Deloitte Access Economics says economic growth will slow dramatically in 2023 as the consumer-led recovery runs out of steam.
Falling house prices, rising interest rates, high inflation, low levels of consumer confidence and negative real wage growth are expected to create a perfect storm of economic challenges.
The consultancy warned of the potentially devastating consequences if the Reserve Bank increased the cash rate again.
The RBA started hiking interest rates in May last year to curb inflation.
The official cash rate is sitting at 3.1 per cent, with another 25 basis point increase broadly anticipated when the central bank board meets in February.
"Any further increases in the cash rate beyond the current 3.1 per cent could unnecessarily tip Australia into recession in 2023," partner Stephen Smith said.

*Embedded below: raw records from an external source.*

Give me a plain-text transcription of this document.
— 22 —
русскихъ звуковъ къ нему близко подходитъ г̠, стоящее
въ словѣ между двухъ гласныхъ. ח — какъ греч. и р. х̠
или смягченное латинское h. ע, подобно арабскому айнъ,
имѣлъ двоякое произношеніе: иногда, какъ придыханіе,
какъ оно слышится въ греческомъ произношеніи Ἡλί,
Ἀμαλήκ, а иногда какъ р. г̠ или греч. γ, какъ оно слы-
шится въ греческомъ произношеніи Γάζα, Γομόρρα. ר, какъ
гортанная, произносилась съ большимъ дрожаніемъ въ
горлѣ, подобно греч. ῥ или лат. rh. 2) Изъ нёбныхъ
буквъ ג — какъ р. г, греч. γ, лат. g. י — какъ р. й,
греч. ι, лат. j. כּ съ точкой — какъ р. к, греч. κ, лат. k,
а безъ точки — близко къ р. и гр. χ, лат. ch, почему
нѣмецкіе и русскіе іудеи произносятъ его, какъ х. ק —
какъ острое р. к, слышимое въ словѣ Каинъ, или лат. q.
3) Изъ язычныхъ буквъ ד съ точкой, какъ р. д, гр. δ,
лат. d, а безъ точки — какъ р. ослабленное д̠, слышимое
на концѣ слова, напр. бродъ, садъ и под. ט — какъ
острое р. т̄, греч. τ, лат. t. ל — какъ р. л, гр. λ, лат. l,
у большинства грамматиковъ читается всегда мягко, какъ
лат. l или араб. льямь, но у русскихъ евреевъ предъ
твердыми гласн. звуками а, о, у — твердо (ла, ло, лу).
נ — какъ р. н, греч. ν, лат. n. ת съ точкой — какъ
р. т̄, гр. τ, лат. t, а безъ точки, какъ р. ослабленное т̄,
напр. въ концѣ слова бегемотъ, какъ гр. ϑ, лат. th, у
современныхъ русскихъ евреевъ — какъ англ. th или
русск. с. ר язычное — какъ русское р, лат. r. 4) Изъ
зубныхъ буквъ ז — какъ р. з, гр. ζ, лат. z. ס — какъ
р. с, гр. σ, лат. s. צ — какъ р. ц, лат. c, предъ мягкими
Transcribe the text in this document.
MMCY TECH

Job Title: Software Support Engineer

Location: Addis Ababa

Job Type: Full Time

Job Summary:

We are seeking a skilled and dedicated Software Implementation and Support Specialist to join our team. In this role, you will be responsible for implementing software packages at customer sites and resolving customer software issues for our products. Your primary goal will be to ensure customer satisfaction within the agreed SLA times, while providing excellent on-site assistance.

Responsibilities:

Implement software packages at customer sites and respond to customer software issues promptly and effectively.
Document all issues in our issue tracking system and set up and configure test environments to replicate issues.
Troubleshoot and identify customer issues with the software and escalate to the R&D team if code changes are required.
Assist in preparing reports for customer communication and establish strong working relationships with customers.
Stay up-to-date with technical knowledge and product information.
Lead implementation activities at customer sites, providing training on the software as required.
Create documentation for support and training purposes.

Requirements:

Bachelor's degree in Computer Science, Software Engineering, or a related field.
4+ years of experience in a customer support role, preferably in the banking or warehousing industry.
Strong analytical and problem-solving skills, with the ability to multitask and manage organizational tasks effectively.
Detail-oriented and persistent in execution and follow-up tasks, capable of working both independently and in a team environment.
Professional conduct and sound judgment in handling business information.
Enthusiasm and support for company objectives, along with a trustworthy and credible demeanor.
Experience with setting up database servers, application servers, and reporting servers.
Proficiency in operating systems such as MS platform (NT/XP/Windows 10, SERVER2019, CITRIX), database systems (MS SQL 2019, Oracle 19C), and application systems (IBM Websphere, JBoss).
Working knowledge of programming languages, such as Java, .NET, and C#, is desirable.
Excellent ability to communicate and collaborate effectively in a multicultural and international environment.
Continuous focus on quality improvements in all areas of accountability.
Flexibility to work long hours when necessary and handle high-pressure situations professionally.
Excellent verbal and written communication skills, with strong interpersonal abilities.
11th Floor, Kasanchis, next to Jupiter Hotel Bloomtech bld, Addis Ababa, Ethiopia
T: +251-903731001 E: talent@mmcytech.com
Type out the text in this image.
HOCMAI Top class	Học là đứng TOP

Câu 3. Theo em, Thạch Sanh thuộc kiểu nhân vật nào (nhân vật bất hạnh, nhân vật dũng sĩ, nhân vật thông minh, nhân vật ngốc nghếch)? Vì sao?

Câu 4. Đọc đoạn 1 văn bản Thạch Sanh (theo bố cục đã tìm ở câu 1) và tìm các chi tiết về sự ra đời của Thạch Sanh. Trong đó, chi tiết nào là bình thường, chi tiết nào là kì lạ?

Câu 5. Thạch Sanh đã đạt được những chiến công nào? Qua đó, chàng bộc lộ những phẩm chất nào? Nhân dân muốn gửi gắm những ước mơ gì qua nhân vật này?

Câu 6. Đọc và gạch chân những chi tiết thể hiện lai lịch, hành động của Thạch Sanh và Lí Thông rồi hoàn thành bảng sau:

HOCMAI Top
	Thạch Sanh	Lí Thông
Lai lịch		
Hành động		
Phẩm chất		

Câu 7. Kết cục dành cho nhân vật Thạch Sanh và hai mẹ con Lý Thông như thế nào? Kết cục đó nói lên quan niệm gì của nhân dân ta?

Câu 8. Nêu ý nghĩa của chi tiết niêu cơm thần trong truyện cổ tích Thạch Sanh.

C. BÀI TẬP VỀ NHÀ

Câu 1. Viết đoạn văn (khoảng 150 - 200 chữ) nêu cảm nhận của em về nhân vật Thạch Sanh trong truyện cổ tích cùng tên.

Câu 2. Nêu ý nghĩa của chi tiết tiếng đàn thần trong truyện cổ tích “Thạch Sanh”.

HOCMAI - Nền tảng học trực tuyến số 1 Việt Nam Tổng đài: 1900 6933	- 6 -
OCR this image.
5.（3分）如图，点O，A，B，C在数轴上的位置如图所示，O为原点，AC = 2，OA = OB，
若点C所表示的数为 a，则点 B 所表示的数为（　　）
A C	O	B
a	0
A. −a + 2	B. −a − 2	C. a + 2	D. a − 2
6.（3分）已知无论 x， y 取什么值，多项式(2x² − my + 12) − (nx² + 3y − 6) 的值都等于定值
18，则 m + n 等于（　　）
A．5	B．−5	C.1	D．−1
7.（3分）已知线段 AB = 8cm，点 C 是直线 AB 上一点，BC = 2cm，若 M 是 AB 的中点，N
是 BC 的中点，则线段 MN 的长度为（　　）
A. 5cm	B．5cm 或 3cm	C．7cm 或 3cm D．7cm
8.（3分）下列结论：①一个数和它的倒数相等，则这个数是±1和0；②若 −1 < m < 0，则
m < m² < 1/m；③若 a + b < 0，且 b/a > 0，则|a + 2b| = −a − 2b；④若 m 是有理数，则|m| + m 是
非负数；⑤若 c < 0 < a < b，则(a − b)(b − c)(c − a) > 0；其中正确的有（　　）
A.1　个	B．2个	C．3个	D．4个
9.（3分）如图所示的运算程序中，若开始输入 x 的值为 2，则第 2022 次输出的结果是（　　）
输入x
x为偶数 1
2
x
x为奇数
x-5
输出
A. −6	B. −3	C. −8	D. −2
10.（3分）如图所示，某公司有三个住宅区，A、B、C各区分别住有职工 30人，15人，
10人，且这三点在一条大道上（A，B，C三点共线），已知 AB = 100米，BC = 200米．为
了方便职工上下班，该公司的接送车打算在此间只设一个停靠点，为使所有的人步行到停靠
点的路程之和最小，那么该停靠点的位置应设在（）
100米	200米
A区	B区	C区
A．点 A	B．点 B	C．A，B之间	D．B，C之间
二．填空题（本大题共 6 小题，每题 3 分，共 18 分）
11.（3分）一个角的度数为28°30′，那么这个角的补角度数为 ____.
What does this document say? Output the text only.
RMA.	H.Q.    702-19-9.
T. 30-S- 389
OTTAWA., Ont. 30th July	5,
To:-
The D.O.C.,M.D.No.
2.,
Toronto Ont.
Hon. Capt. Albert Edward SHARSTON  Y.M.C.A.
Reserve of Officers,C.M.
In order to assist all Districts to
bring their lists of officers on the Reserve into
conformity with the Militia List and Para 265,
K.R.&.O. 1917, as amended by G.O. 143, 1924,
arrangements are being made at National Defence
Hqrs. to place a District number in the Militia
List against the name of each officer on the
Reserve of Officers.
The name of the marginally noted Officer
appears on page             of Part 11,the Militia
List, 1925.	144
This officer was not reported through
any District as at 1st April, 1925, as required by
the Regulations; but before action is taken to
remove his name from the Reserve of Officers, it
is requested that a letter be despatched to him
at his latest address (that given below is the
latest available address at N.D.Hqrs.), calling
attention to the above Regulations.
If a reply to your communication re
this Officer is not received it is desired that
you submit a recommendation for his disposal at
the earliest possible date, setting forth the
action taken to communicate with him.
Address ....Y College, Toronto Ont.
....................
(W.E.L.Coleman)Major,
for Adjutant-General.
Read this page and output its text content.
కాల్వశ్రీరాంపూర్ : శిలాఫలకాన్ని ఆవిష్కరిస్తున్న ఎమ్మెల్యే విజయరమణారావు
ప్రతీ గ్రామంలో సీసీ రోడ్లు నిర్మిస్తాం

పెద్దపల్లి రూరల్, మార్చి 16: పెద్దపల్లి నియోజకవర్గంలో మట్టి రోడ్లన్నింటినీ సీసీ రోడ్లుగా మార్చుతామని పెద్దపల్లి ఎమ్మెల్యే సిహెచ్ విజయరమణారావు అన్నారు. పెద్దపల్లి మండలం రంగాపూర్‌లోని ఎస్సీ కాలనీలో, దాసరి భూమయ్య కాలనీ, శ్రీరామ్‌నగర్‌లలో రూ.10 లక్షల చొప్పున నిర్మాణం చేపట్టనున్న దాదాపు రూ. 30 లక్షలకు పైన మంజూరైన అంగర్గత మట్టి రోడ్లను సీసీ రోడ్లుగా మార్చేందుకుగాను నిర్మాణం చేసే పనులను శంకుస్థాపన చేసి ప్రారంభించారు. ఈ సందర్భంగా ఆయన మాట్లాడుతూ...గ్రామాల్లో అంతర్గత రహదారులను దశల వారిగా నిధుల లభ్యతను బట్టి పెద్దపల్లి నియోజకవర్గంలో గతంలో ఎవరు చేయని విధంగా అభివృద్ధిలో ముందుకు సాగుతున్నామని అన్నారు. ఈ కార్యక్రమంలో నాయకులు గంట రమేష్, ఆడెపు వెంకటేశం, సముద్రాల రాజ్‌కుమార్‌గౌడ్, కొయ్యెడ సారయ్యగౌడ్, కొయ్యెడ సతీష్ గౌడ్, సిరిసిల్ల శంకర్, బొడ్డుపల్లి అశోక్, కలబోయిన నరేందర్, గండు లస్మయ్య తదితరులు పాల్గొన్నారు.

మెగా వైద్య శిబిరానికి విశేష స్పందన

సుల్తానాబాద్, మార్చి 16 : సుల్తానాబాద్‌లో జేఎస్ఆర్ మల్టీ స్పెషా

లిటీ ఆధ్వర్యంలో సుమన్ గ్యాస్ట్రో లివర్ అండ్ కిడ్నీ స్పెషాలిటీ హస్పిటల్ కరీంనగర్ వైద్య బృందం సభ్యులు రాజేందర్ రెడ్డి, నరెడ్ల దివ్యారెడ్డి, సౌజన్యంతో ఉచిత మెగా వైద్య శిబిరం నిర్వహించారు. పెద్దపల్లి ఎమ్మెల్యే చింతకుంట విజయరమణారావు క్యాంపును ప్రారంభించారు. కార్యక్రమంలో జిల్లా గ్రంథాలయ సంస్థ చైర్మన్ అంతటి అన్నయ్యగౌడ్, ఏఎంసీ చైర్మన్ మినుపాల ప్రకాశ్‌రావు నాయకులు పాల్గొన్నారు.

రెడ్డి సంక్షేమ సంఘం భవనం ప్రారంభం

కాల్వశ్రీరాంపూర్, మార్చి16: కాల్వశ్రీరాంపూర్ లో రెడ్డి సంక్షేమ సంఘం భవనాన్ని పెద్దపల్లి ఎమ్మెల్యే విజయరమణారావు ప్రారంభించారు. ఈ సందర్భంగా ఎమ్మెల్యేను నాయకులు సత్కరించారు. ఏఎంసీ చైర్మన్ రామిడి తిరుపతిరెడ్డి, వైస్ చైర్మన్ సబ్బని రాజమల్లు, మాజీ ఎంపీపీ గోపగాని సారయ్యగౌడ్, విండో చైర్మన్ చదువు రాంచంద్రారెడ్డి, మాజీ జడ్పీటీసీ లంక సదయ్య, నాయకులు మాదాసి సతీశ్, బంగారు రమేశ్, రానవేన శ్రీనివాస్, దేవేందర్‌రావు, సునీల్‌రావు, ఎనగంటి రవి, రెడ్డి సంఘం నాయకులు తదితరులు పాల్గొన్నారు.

"At the same time, real household disposable income per capita - a key measure of prosperity - is falling, and will finish the current financial year at levels last seen before the onset of the pandemic.
"There is no doubt that Australian households are starting to hurt."
The damage won't be spread evenly across the country, with southeastern states with higher levels of consumption and pricey housing tipped to bear the brunt of the economic slowdown.
Prime Minister Anthony Albanese said Australia had strong fundamentals that would protect the nation from worsening economic conditions.
He said demand for labour was robust, with the unemployment rate sitting at a near-50-year low of 3.5 per cent.
Inflation, which hit 7.3 per cent in November, is also on track to peak lower than the closer to eight per cent expected last year.
"We will continue to monitor the economy, which is very volatile globally, and we are exposed to a lot of those global issues, but the fundamentals here in Australia are still very strong," he said.
Deloitte's recession warning comes ahead of December quarter inflation numbers on Wednesday.
While headline inflation is tipped to come in just shy of the RBA's eight per cent peak prediction, ANZ economists think core inflation will exceed the central bank's expectations.
Economist Catherine Birch said trimmed mean, non-tradables and services inflation were the key measures to watch in the CPI release as these indicators accurately depict underlying inflationary pressures in the economy.
The bank's economists have bolstered their trimmed mean forecast from 1.6 per cent quarterly growth to 1.7 per cent
Ms Birch also expects a significant 1.9 per cent quarterly uptick in services inflation as strong demand for workers drives up labour costs.
The bank's economists imagine strong underlying inflation will keep the RBA hiking rates well into 2023, with ANZ sticking with its terminal cash rate pick of 3.85 per cent.
"We think it would take a downside surprise in trimmed mean CPI relative to the RBA's forecast for it to consider a pause in cash rate hikes in the next few months," Ms Birch said.